A second warm wind event is predicted to heat up Greenland, Baffin Bay, the mouth of Hudson Bay and a chunk of the Canadian Archipelago on Monday and Tuesday. A 1,500 mile synoptic southeast to northwest air flow is expected to originate in the Central North Atlantic. Running along the back of a high pressure system rooted between Iceland and Southeastern Greenland, these winds will ram a broad front of above-freezing airs over a rapidly melting Baffin Bay, dramatically warm the southern 2/3 of Greenland, and flush a comparable warm air pulse into the outlets of Hudson Bay. Temperatures in this broad zone are also expected to hit 18-36 F (10-20 C) above average readings. And its effects will likely be strong enough to initiate another strong early season melt spike for Greenland in addition to aiding in driving a quickening pace of melt for Baffin and Hudson bays.

Shattered Ice Beaufort and Chukchi

(Shattered sea ice over the Beaufort and Chukchi looks as if it’s been fractured from a blow from Thor’s mythical hammer Mjolnir. Open water and very thin ice openings stretch as wide as 60 miles in some sections. A warm wind event later this week is expected to provide still more melt pressure to this already greatly weakened sea ice. Image source: LANCE MODIS.)

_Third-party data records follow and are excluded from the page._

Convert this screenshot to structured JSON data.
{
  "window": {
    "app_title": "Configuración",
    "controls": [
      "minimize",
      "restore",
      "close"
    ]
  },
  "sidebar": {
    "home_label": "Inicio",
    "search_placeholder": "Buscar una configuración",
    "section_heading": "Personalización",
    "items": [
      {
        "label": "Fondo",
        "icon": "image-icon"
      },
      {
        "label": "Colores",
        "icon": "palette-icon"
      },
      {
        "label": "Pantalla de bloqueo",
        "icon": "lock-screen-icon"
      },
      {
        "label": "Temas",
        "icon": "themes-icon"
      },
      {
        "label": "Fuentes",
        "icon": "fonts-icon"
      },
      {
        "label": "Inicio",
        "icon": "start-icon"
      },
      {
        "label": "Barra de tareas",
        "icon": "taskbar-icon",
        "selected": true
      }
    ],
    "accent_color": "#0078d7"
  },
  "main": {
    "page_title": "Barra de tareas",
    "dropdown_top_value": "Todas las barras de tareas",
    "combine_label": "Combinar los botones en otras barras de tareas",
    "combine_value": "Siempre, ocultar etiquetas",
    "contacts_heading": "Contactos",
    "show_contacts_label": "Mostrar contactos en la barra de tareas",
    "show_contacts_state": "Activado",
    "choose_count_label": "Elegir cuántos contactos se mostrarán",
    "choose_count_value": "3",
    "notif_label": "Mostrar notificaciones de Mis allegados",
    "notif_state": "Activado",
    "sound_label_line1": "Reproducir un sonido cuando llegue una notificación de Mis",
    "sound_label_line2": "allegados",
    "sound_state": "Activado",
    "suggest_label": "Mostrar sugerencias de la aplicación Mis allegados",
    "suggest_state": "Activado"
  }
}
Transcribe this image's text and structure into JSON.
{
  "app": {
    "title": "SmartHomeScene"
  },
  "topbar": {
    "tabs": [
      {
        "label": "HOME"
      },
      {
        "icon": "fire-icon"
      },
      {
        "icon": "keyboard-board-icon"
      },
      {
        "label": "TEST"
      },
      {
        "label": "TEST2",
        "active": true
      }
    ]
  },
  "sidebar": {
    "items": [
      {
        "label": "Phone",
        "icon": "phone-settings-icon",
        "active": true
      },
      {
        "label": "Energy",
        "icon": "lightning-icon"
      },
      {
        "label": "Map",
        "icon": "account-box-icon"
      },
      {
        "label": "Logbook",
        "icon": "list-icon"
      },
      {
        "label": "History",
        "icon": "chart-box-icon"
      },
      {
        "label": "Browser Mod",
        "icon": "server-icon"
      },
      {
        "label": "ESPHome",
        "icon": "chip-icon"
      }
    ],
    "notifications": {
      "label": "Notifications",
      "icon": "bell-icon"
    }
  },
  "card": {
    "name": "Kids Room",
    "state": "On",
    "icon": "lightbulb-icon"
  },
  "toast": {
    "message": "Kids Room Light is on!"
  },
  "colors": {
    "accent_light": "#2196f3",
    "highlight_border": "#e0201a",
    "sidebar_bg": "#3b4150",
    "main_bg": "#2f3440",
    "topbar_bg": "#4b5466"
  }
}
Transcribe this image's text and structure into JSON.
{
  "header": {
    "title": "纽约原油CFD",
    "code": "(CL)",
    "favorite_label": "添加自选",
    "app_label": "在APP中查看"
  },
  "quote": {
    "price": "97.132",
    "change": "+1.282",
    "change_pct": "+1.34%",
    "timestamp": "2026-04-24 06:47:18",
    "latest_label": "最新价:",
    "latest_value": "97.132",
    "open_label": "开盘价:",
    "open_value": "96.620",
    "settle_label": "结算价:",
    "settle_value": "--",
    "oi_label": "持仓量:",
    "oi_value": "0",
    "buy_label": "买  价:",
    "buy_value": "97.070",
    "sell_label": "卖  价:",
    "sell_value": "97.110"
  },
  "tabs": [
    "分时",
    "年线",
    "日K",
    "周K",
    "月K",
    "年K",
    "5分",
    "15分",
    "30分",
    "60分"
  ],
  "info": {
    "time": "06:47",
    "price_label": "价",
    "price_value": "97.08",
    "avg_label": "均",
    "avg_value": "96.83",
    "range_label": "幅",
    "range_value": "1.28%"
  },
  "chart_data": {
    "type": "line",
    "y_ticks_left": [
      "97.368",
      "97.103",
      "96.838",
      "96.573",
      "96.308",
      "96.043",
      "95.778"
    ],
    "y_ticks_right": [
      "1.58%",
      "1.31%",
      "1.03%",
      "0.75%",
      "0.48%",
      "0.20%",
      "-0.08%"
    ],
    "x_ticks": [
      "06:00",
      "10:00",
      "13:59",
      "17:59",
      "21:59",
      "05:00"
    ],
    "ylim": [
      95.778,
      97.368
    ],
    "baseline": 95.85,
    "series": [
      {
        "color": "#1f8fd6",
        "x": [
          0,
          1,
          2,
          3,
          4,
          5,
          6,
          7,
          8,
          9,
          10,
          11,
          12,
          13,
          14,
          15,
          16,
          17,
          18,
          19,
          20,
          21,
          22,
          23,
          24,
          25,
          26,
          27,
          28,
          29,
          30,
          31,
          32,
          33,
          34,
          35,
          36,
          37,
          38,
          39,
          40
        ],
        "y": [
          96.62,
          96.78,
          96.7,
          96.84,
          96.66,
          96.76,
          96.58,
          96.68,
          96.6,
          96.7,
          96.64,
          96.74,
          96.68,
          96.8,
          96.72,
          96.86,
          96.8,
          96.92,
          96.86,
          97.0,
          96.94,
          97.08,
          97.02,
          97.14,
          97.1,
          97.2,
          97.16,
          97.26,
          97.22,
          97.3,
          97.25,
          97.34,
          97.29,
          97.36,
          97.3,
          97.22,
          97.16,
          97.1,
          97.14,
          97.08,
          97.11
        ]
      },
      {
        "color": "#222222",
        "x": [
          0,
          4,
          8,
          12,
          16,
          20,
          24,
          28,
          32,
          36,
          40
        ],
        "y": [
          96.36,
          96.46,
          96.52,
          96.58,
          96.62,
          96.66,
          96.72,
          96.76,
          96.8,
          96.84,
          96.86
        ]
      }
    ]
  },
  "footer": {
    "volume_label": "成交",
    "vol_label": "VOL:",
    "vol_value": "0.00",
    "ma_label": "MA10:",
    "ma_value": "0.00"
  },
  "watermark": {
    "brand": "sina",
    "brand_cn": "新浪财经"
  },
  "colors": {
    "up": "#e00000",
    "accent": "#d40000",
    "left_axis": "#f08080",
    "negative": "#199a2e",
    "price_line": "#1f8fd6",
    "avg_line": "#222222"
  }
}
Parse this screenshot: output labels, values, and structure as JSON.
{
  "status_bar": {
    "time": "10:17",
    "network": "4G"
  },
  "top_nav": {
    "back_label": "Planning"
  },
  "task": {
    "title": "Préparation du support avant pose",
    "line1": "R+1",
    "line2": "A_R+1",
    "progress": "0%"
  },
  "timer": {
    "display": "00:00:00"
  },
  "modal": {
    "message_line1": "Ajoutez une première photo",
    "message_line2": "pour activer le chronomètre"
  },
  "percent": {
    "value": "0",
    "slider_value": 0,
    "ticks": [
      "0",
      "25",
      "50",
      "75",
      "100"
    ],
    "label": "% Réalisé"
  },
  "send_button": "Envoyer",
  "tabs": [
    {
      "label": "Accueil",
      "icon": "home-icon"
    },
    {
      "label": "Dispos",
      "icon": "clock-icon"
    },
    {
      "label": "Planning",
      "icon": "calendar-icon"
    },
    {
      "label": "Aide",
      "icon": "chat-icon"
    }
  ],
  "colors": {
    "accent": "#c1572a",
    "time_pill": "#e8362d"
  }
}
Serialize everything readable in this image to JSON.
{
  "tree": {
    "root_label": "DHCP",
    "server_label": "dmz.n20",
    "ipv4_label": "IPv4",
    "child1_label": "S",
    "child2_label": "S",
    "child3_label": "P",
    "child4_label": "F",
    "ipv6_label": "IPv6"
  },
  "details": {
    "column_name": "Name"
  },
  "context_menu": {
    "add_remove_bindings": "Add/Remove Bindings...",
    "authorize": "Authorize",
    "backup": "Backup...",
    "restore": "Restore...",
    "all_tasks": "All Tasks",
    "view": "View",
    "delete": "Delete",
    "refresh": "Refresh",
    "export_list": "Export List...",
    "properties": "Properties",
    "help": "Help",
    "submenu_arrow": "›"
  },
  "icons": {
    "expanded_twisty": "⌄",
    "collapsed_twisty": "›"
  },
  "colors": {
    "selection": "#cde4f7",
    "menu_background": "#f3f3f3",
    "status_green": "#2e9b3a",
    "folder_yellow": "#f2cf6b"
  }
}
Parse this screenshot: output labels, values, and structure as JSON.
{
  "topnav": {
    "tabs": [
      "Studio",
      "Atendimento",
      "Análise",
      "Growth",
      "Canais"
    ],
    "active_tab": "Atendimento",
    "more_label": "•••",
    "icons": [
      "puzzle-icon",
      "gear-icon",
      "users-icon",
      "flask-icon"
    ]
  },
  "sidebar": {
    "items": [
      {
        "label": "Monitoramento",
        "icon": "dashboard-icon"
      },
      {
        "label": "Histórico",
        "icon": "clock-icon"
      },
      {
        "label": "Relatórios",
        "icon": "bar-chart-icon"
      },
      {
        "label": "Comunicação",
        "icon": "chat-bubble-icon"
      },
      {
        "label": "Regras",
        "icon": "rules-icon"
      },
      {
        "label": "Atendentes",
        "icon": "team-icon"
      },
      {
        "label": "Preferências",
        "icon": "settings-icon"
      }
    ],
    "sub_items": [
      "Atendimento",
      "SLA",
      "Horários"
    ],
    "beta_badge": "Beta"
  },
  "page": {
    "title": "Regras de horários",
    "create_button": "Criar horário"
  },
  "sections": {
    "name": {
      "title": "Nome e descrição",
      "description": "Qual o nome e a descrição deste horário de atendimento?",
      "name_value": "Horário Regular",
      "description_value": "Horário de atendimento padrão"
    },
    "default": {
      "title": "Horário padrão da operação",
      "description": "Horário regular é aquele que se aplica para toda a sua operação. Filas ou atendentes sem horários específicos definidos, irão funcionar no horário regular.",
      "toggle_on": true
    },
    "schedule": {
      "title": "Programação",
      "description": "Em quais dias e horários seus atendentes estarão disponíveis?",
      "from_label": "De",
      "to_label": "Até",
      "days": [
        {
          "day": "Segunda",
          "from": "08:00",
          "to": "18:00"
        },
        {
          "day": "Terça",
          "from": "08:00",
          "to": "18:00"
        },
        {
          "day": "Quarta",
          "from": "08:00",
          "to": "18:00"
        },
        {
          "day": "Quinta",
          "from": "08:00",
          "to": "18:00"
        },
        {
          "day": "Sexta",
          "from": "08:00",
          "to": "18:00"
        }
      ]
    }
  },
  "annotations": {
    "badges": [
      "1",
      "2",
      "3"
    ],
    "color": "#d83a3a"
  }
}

A final warm wind event will be fed by a big warm up across Alaska predicted to settle in on Wednesday and Thursday. There, temperatures in Central Alaska are expected to rise into the lower 60s as two stalled out lows to the south pull warmer airs up from the Pacific Ocean. This heat is expected to invade the Chukchi and Beaufort seas driving temperatures to near or above freezing over Arctic Ocean surfaces that have already witnessed a great shattering of ice and an opening of dark, heat-venting open water holes. There the anomaly spike will be slightly milder — in the range of 15-32 F (8-18 C) above average. Such heat will provide melt stress to the fractured Beaufort, likely making more permanent the wide array of open water and thin ice spaces as the push toward Summer advances.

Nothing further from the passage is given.